Incentivizing Collaboration in Federated Learning

Wednesday, July 23, 2025 2:00 pm - 3:00 pm EDT (GMT -04:00)
Nikola

Date: Wednesday, July 23, 2025

Time: 2:00 pm - 3:00 pm EDT

Location: DC 1302


Title: Incentivizing Collaboration in Federated Learning

Abstract: Collaborative and federated learning techniques have the potential to enable training powerful machine learning models from distributed data. However, in many cases the potential participants in such collaborative schemes have additional incentives to end-model accuracy. For example, they may be competitors on downstream tasks, they may be concerned about the privacy of their data or they may simply have different data distributions.  This creates incentives for individual participants to obfuscate their messages or even damage the training process for the other players, which often undermines the benefits of collaboration. In this talk I will present recent results regarding participation incentives in federated learning (FL). In particular, I will cover several theoretical models for rational data-sharing decision making in the context of market competition, privacy concerns and data heterogeneity. I will also show how to design FL protocols that provably incentivize honesty during training, even in the presence of conflicting incentives.

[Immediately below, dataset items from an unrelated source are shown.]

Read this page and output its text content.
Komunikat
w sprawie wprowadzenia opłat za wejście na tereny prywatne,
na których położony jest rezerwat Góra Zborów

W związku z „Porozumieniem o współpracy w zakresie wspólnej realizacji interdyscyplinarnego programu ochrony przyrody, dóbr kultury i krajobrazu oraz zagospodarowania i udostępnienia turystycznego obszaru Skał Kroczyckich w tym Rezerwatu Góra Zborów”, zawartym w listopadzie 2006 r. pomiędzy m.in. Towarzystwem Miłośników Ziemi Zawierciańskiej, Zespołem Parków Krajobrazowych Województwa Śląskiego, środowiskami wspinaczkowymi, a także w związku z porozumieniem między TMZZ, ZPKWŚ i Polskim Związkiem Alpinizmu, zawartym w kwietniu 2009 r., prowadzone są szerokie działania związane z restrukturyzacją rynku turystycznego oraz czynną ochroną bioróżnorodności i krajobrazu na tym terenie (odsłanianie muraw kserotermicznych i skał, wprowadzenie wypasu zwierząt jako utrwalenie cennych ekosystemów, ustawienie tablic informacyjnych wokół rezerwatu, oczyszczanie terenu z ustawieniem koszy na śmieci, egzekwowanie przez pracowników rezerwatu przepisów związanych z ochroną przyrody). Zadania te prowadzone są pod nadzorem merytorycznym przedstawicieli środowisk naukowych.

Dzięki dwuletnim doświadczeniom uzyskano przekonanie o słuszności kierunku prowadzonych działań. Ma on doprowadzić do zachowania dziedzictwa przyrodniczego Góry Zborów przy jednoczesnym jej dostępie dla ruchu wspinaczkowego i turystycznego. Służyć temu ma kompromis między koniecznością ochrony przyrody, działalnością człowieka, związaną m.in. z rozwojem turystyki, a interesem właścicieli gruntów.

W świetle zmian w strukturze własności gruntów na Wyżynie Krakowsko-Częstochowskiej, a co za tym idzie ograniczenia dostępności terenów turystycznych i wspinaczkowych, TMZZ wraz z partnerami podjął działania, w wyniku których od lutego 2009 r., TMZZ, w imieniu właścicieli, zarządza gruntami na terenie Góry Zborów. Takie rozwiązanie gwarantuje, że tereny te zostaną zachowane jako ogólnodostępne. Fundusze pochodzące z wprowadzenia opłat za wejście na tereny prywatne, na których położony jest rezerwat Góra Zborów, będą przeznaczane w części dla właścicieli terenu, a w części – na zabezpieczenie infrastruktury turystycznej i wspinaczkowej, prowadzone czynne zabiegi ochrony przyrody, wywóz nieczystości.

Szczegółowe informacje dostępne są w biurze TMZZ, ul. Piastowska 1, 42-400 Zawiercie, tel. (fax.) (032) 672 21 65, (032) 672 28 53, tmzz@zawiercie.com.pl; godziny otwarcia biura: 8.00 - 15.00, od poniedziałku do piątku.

Bio: Dr. Nikola Konstantinov is a tenure-track faculty member of INSAIT, in Sofia, Bulgaria. He is also a member of the ELLIS Society. His research interests lie in the area of trustworthy machine learning, in particular robust and incentive-aware machine learning. Before joining INSAIT, he was a postdoctoral fellow at the ETH AI Center, working under the supervision of Prof. Martin Vechev and Prof. Fanny Yang. Prior to that, he was a PhD student at IST Austria, working in the group of Prof. Christoph Lampert. He was also part of the ELLIS PhD Program.